Nor was there word from my sister. If I was haunted by anyone, it wasn’t Comstock at all but Dutch. It had been thirteen months plus one week since she fled my parlor. Where was she? Wherever she was, she was ashamed of me. The luxuries of my home hadn’t mattered a bit to her. For sure she thought I was beneath her. And yet, was she happy? She was not. It
had showed on her like a fever. Her husband was cruel. She wanted a child. She had a lover. She had secrets she could never tell. I was one of them, a secret shame. If anyone knew the Evil Madame DeBeausacq was her sister, she’d die of disgrace. I believed with great grief that I’d seen the last of her.

*  *  *

But then, in the coldest week of February 1880, just after breakfast, I heard the bell ring, and Rebecca arguing downstairs. I dismissed the commotion as the usual dramatics from the household staff, till Maggie came to tell me that, waiting for me in the conservatory was a Mrs. Lillian Reardon. My sister.

I ran downstairs to her, flung open the door. —Dutch! I cried.

She stood very still, her eyes vague, and downcast.

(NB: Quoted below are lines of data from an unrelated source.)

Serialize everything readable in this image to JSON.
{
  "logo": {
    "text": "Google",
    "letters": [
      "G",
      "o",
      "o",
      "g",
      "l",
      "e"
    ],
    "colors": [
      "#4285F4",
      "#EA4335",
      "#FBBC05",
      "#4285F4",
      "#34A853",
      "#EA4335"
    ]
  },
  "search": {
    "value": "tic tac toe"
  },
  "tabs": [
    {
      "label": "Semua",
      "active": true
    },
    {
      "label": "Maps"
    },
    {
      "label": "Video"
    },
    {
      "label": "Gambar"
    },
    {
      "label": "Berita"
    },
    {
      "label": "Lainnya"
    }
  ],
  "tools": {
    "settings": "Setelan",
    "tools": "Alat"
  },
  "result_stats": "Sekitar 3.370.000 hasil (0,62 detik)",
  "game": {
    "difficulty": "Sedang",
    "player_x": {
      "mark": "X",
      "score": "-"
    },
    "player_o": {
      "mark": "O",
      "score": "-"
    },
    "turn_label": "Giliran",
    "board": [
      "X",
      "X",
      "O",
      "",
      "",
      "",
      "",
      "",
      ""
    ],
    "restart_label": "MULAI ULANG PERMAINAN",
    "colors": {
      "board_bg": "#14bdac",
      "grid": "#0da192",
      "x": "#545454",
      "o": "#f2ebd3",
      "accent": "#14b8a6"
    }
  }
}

—Sorry, so sorry, I meant Lily, I said, all in a fluster of emotion and correcting myself. —Oh I am so glad to see you, my darling sister—pardon me, I meant
friend
of my school days, you’ve come back.

Still she met me stiffly, could not meet my eye.

—I thought you’d never come here again, said I.

—Circumstances change, she said, stammering, —I—

—Are you all right?

She gave a panicked smile and twisted the diamond wedding ring she wore on her left hand, as if the finger itself had come unscrewed.

—You’re shivering, I said.

—Am I?

In the parlor, Maggie brought us tea.

—Tell no one that I am here, Dutch whispered, when Maggie had gone. —Please, Ann. Do you trust your staff? Are they discreet?

—My staff is very good at keeping secrets. I pay them well for exactly that reason.

—Your housemaid—

—Maggie?

—She saw my calling card that day years ago. She knows the name VanDerWeil.